Trial of P. H. Pearse

prisoner number one

DATE: 2 May 1916
LOCATION: Richmond Barracks
JUDGES: Brigadier-General C.G. Blackader (President), Lieutenant Colonel G. German, Lieutenant Colonel W.J. Kent

‘Did an act to wit did take part in an armed rebellion and in the waging of war against His Majesty the King, such act being o such a nature as to be calculated to be prejudical to the Defence to the Realm and being done with the intention and for the purpose of assisting the enemy’

PLEA: Not guilty
(The members of the court and witnesses were duly sworn in)

VERDICT: Guilty. Death by being shot

Text of Trial

2nd Lt. S. O. King 12th Royal Inniskillen Fusiliers (12th Batt) being duly sworn states ¬I was on duty at the Rotunda Dublin on Saturday the 29th April. The Sinn Féin was firing at the soldiers. The accused came from the neighbourhood from which the shots were being fired. The accused was in the same uniform in which he is now with belt, sword and revolver on and 3 with ammunition. The accused surrendered to General Lowe.

The accused cross examines the witness.¬

Q. Were you a prisoner in our hands and how were you treated.
A. I was and was very well treated.

The witness withdraws.

Constable Daniel Coffey Detective Department Dublin Metropolitan Police being duly sworn states.¬-
I was present when the accused Pearse was in custody at Irish Command HQ at about 5pm on Saturday the 29th April. I identify him as a member of the Irish Volunteers. I have seen him several times going through the city with bodies of men and acting as an officer.
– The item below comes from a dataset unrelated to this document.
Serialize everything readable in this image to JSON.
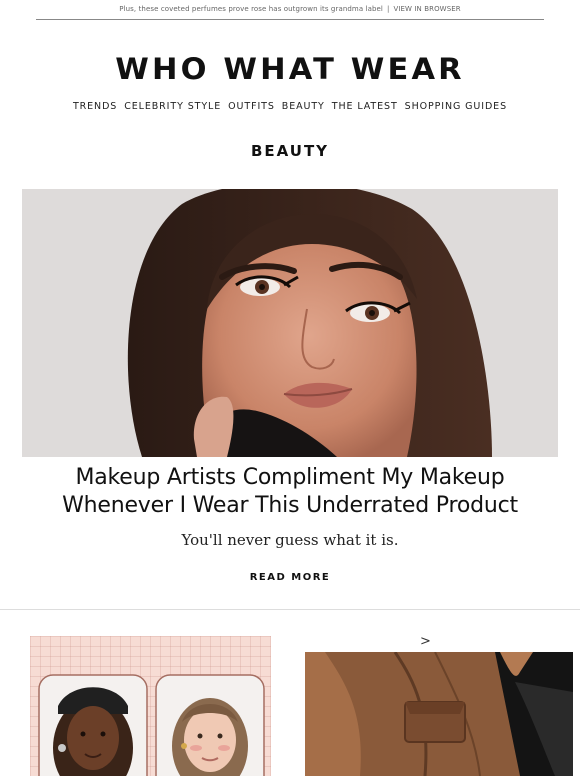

The Accused does not cross examine this witness.

Sgt G. Goodman Military Press at Staff Corps being duly sworn states –
I was on duty at Arbour Hill Detention Barracks on the 1st May. I saw the accused writing the letter now produced to the Court. He handed it to me. The letter is marked
X and attached signed by the President.
The Accused does not cross-examine this witness ¬
Prosecution closed.

The accused calls no witnesses in his defence.

The accused makes the following statement.
My sole object in surrendering unconditionally was to save the slaughter of the civil population and to save the lives of our followers who had been led into this thing by us. It is my hope that the British Government who has shown its strength will also be magnanimous and spare the lives and give an amnesty to my followers, as I am one of the persons chiefly responsible, have acted as C-in-C and president of the provisional Government. I am prepared to take the consequences of my act, but I should like my followers to receive an amnesty. I went down on my knees as a child and told God that I would work all my life to gain the freedom of Ireland. I have deemed it my duty as an Irishman to fight for the freedom of my country. I admit I have organised men to fight against Britain. I admit having opened negotiations with Germany. We have kept our word with her and as far as I can see she did her best to help us. She sent a ship with men. Germany has not sent us gold.